Letter frequency decryption is a method of decoding text encrypted by character substitution. The frequency of letters in the English language has been studied extensively. An easy example: the letter 'e' occurs in English text far more often than 'z'. A table of letter frequencies can be used to decode text encrypted using character substitution. In short, the frequencies of letters in an encrypted message (even with the letters jumbled) should approximate those in regular English text. We will research this topic more in class.

Here's a nice wikipedia link on letter frequency decryption:

http://en.wikipedia.org/wiki/Letter_frequencies

and another on using frequencies for decryption:

http://en.wikipedia.org/wiki/Frequency_analysis

Three jobs

We will work in teams of three. Oddly, there are three jobs to be done.

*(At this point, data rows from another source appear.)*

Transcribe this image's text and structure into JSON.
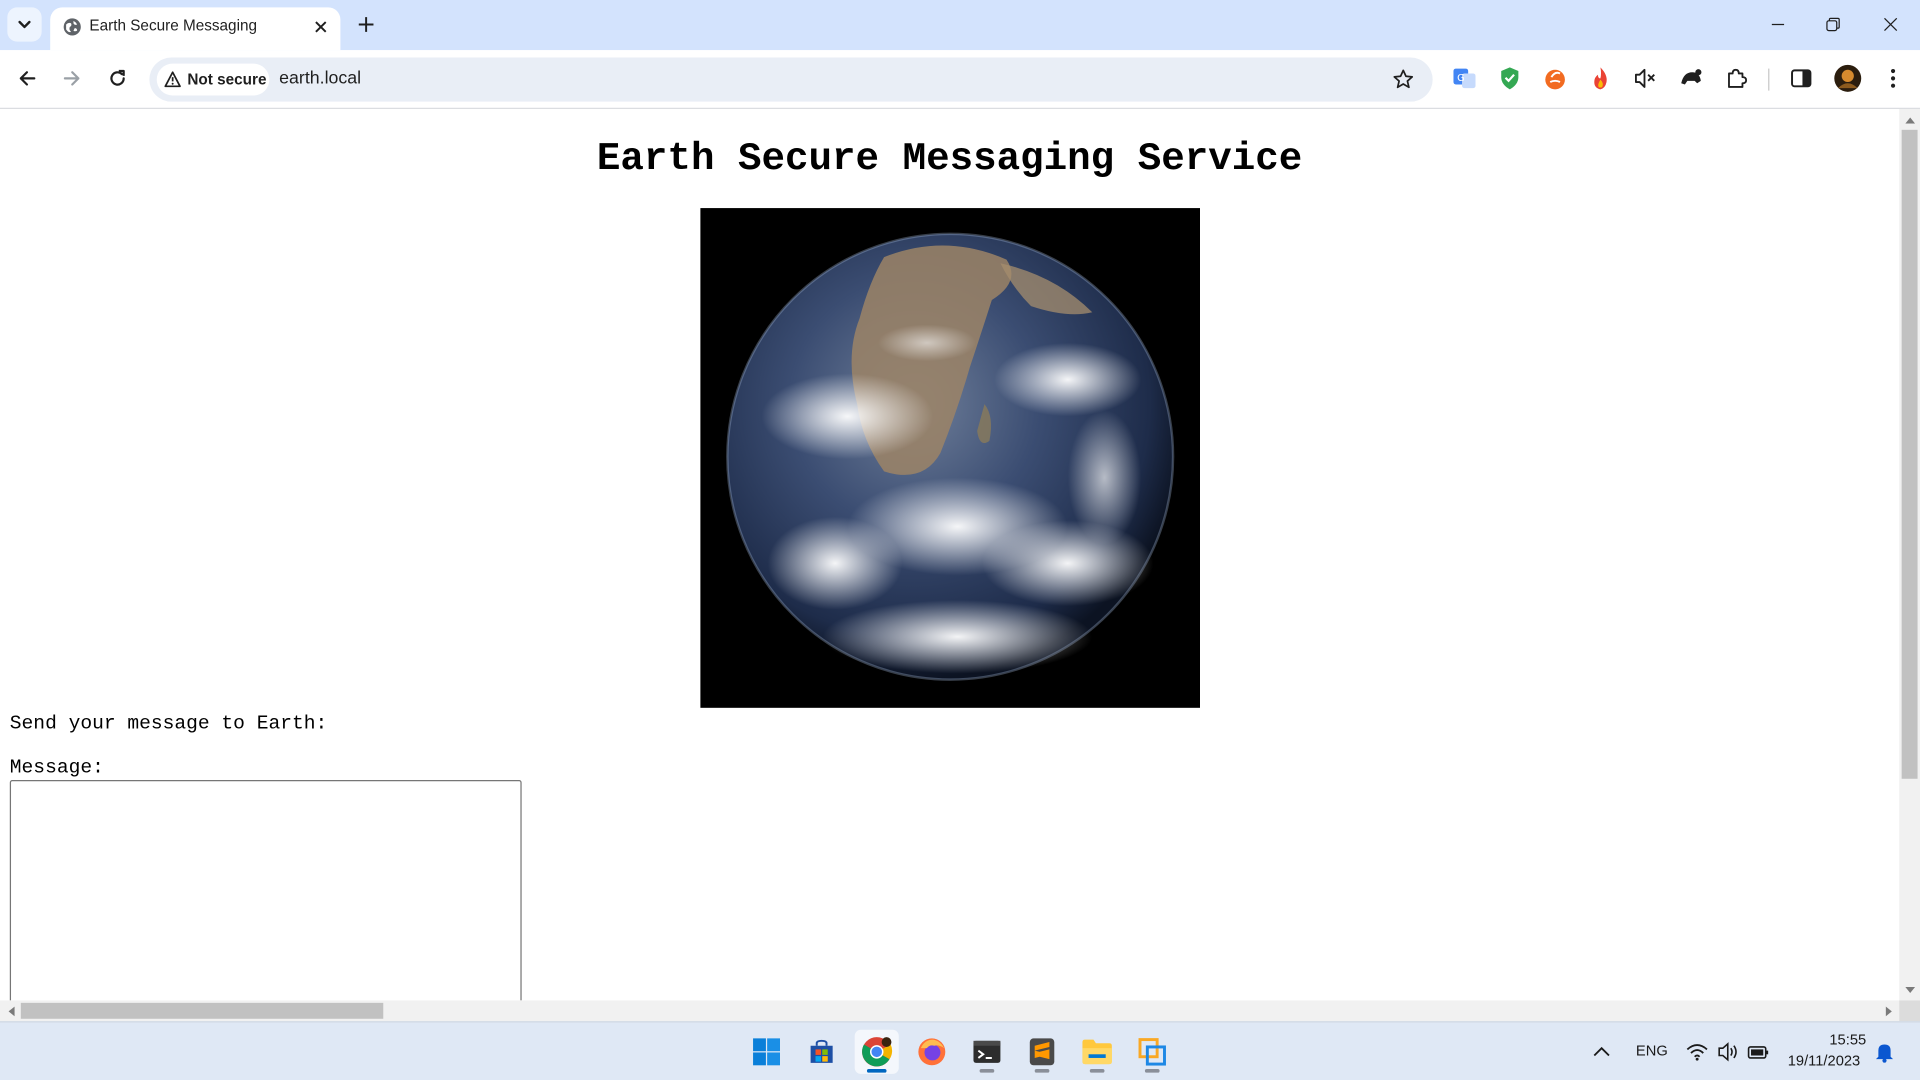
{
  "browser": {
    "tab": {
      "title": "Earth Secure Messaging"
    },
    "omnibox": {
      "security_label": "Not secure",
      "url": "earth.local"
    },
    "extensions": [
      "google-translate-icon",
      "shield-extension-icon",
      "orange-extension-icon",
      "flame-extension-icon",
      "mute-icon",
      "turtle-extension-icon",
      "puzzle-extensions-icon"
    ]
  },
  "page": {
    "title": "Earth Secure Messaging Service",
    "image_alt": "earth-image",
    "send_prompt": "Send your message to Earth:",
    "message_label": "Message:",
    "message_value": ""
  },
  "taskbar": {
    "apps": [
      "start-button",
      "microsoft-store",
      "chrome",
      "firefox",
      "terminal",
      "sublime-text",
      "file-explorer",
      "virtual-machine-app"
    ],
    "tray": {
      "language": "ENG",
      "time": "15:55",
      "date": "19/11/2023"
    }
  },
  "colors": {
    "tabstrip_bg": "#d3e3fd",
    "omnibox_bg": "#e9eef6",
    "taskbar_bg": "#dfe8f5",
    "accent": "#0067c0"
  }
}
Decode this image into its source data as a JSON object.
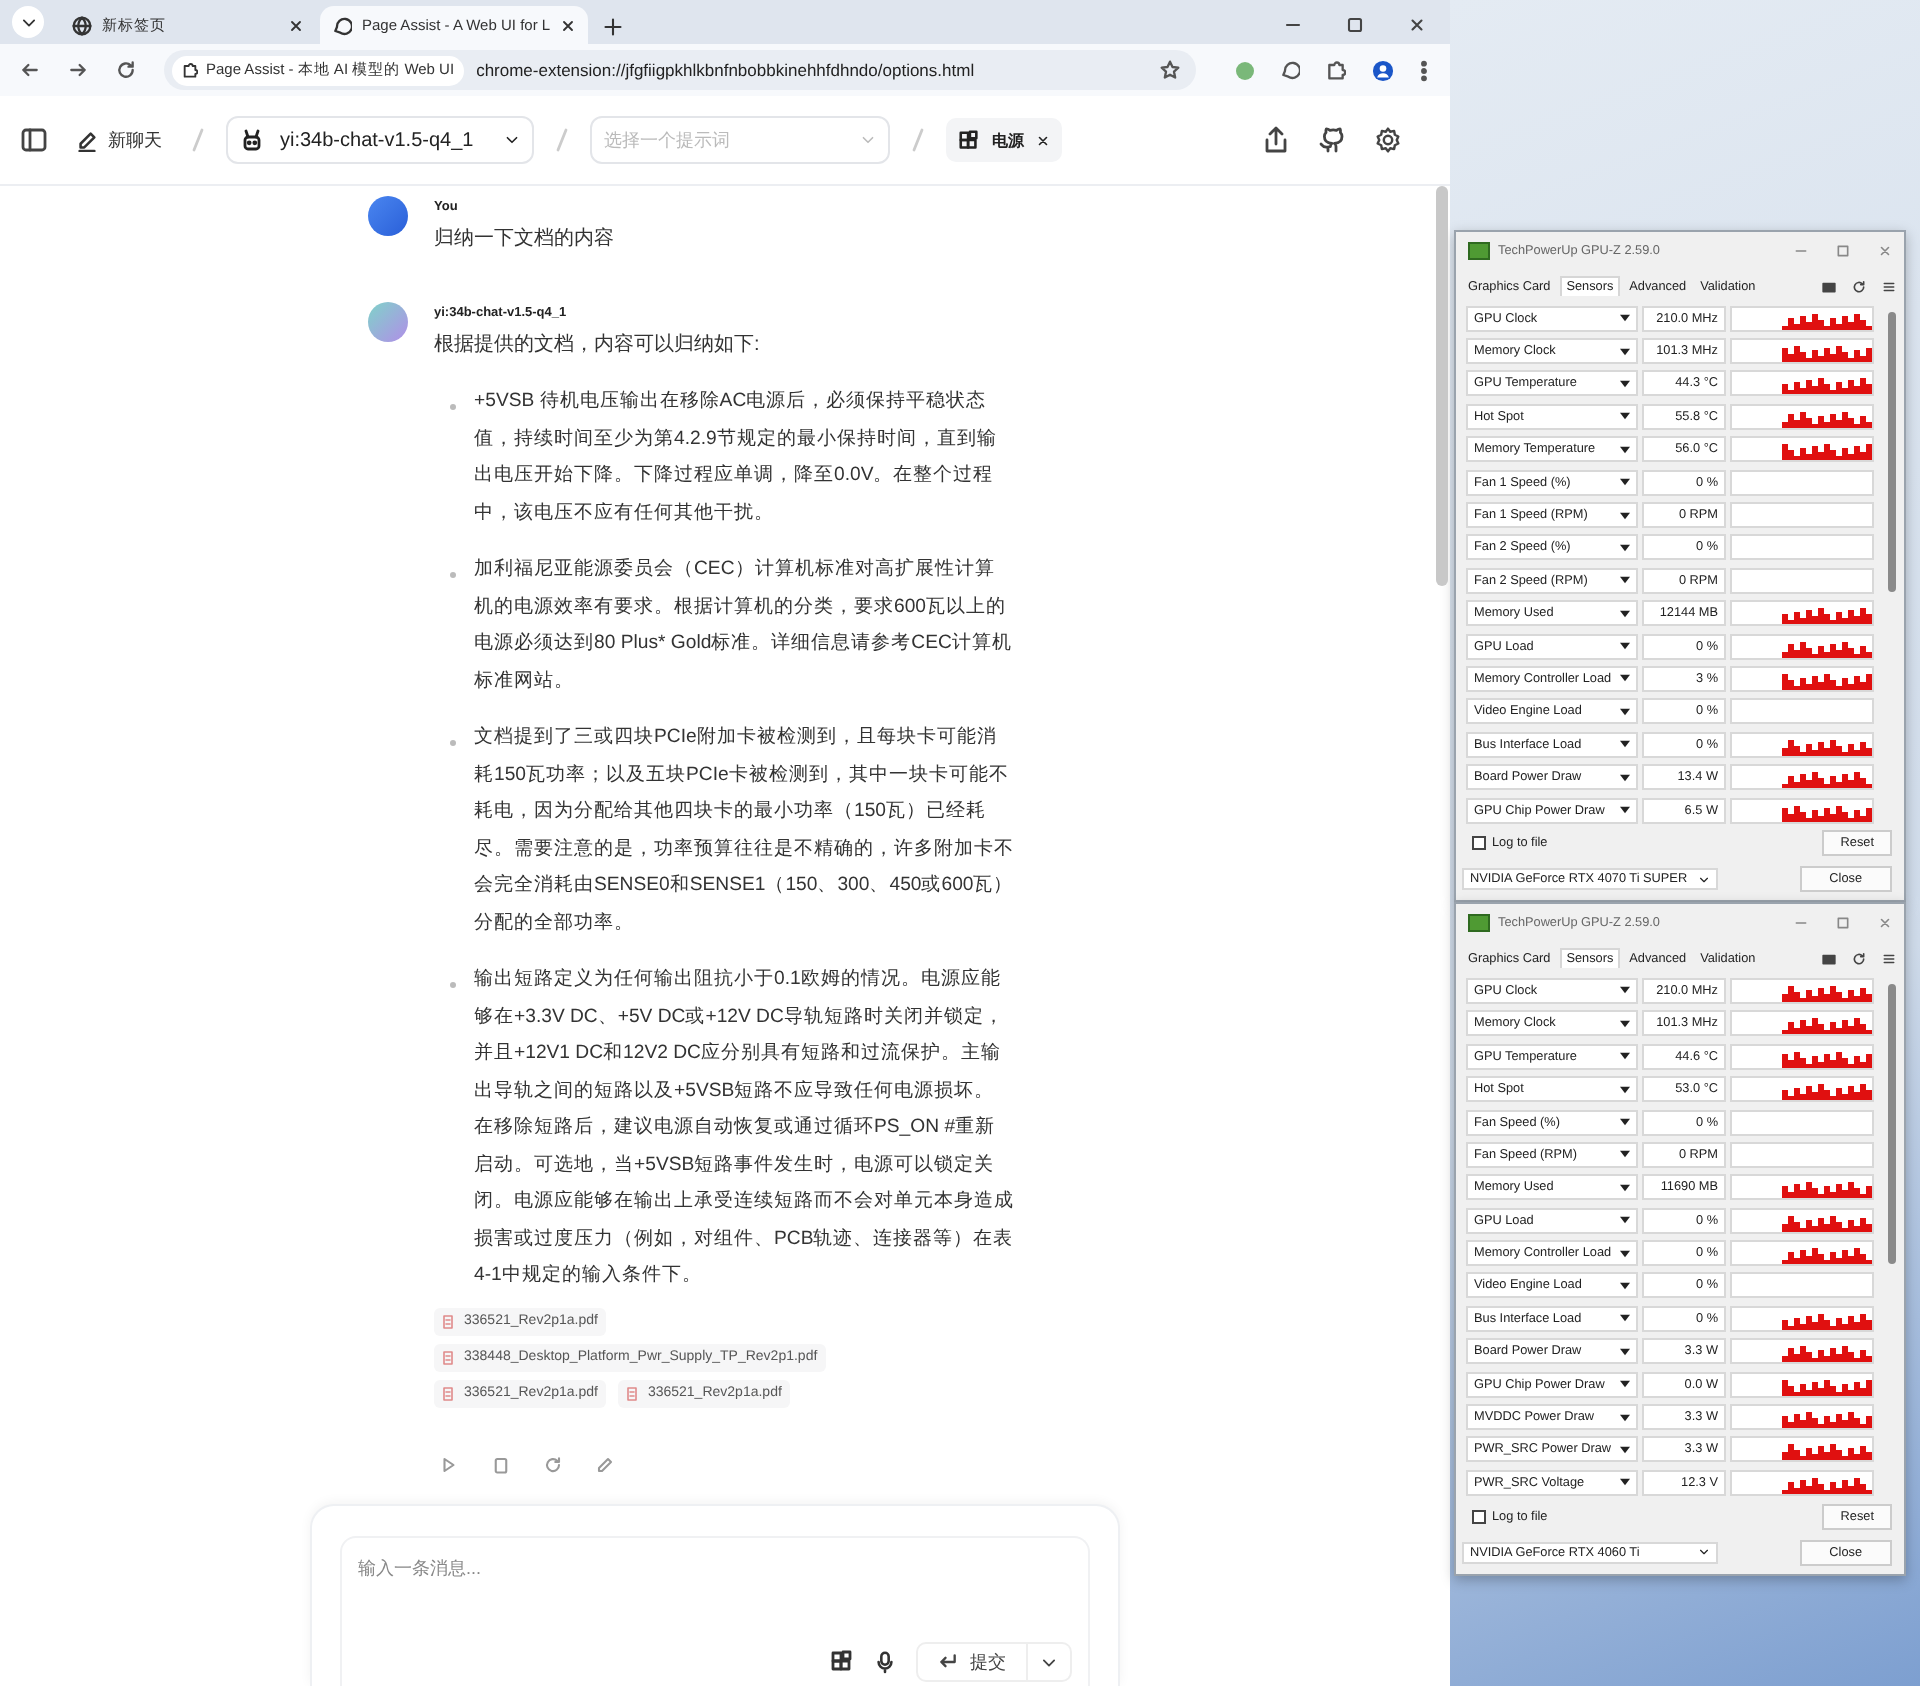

The project leader will have many hats: coordinate the team communication, research and design efforts, build main() using the software of other team members, and report progress back to the (completely out of touch technically) VP in charge... me. I'll need those TPS reports every Monday morning.
The CharMap guy will design, code and test the CharMap class.
The FreqList guy will design, code and test the FreqList class.

FYI: I dislike these class names... old age, writer's block, whatever. Please feel free to do better.

All team members will participate in researching decryption techniques, gathering text sources to encrypt/decrypt, designing these CharMap and FreqList classes, and designing the program in general. Classes and code may be designed as a group, but please keep the actually coding boundaries intact... CharMap guy does the CharMap class, etc.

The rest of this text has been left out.